HS to adopt full-year schedule model in 2024-25
TSA was founded on the 10 Common Principles of the Coalition of Essential Schools, including Learning to Use One’s Mind Well and Less is More: Depth Over Coverage. These concepts are at the heart of TSA’s deeper learning model—a model that has guided the school’s pedagogical thinking since its founding and continues to compel its leadership to seek ways to best meet the needs of its students. As our student population has changed over the years, these concepts have required teachers and staff to periodically reconsider who we are and who we must be as a school.
In 2021/22, as schools across the state emerged from the pandemic, the high school embarked on a bold experiment with its schedule. This involved a later start time for classes to align with what academics understand about adolescent brain development, longer classroom time to enable greater depth of teaching and learning, and a modular schedule that focuses learning on fewer subjects at a time. Learn more.
After two years with this model, the high school began to assess the outcomes of this module schedule through teacher, parent, and student surveys and focused discussions. A schedule is not a solution nor a program; rather, it is a tool—a framework for organizing our time. Understanding that what we do with that time makes us who we are and matters most to students, we have decided to return to a full-year model, where students take all of their classes all year without interruption. A calendar and FAQ list will be published by the end of January along with full presentations to parents/guardians and students in large groups and small.
Considerable work has been done to reach this conclusion, beginning in September 2023, when a task force of faculty, staff, parents, and a student was convened to examine priorities, goals, and possible permutations of modular and non-modular schedules. Over the subsequent two months, staff were then engaged in assessing four possible schedule models; they narrowed the options to a full-year model and a schedule with five modules (versus the current eight). Student and parent feedback were solicited in November and faculty and staff were presented with the modified options.

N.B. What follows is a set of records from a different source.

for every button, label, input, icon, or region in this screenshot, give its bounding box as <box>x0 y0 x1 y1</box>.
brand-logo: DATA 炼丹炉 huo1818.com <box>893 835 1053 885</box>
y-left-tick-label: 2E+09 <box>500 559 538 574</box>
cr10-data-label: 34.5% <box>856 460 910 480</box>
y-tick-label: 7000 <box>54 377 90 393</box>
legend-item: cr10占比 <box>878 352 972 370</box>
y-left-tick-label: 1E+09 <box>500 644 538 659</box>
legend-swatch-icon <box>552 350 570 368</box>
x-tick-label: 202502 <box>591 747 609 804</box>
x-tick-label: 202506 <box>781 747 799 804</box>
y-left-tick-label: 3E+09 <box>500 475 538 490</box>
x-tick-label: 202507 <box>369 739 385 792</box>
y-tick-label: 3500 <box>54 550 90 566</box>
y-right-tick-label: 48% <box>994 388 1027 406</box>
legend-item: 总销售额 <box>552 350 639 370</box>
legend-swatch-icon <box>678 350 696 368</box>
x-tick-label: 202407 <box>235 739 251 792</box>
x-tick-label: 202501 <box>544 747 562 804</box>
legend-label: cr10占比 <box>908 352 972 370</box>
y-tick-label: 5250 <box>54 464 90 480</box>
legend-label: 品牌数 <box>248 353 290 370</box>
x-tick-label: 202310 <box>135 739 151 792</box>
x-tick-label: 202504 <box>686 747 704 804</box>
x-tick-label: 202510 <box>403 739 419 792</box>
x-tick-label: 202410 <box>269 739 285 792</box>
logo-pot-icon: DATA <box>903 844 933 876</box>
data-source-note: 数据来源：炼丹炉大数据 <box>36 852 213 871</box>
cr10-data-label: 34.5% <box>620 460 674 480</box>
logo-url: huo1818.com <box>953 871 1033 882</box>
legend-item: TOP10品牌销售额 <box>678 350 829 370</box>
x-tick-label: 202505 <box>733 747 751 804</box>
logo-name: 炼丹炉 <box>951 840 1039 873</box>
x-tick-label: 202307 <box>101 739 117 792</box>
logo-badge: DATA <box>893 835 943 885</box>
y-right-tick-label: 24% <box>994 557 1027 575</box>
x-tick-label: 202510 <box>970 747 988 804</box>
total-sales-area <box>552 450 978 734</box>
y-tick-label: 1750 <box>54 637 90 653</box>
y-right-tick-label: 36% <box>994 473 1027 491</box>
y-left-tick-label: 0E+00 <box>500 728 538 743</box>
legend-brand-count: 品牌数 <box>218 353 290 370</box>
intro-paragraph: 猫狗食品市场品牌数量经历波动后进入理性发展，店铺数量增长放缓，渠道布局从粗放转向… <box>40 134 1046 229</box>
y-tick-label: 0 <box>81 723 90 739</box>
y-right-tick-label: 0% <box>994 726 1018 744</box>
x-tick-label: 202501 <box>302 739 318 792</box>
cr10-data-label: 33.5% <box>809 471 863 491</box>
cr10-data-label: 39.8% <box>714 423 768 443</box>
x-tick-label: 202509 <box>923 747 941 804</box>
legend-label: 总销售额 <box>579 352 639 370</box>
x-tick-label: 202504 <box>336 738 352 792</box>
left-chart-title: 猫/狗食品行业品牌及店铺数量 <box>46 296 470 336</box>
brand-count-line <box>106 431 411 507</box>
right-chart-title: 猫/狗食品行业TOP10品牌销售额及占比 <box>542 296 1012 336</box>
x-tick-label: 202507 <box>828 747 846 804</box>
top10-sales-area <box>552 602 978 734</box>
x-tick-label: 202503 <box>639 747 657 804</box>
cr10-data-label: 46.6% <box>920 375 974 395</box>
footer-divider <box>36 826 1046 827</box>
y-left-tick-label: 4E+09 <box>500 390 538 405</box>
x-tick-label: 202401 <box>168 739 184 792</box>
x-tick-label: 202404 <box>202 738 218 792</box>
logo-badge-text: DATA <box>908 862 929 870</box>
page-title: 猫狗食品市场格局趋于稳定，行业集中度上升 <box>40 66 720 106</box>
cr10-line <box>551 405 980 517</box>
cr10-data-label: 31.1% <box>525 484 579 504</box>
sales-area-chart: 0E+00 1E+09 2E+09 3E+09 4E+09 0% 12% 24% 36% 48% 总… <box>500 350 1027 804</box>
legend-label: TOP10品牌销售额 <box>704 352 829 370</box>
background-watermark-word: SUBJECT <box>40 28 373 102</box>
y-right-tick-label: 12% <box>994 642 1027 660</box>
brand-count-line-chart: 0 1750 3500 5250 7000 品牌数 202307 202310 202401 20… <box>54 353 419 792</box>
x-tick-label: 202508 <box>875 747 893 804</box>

There was significant discussion about the benefits and drawbacks of each of the schedule options. TSA provides students with a degree of flexibility, ie dual enrollment, electives, HACTC participation, that many of the faculty and staff feel are essential to maintain. In the final analysis, there was a consensus that the school’s relationship with students was paramount, and Head of School Mary Newman and Assistant Head of School Kate Fabrikant met with members of the Board of Trustees to advocate for the full-year model as the best way forward to achieve this relationship. The Board endorsed the proposal at its December 9 meeting. Since then, the full staff and board have been working on the details of the schedule and transition plan.
While our experiment with modular scheduling may not have succeeded in fostering the kind of deeper learning that we had hoped, it exemplifies the spirit of TSA and demonstrates the commitment of our faculty and staff to self-knowledge and improvement. At the same time, we recognize that such experimentation has a cost, which we do not take lightly. We appreciate the support of our families and our community as we continue to consider and attempt innovative approaches to nurture our students and awaken them to their potential. Beyond this question of scheduling, TSA is committed to continuing to focus on the concepts of deeper learning through work on professional development and curriculum design.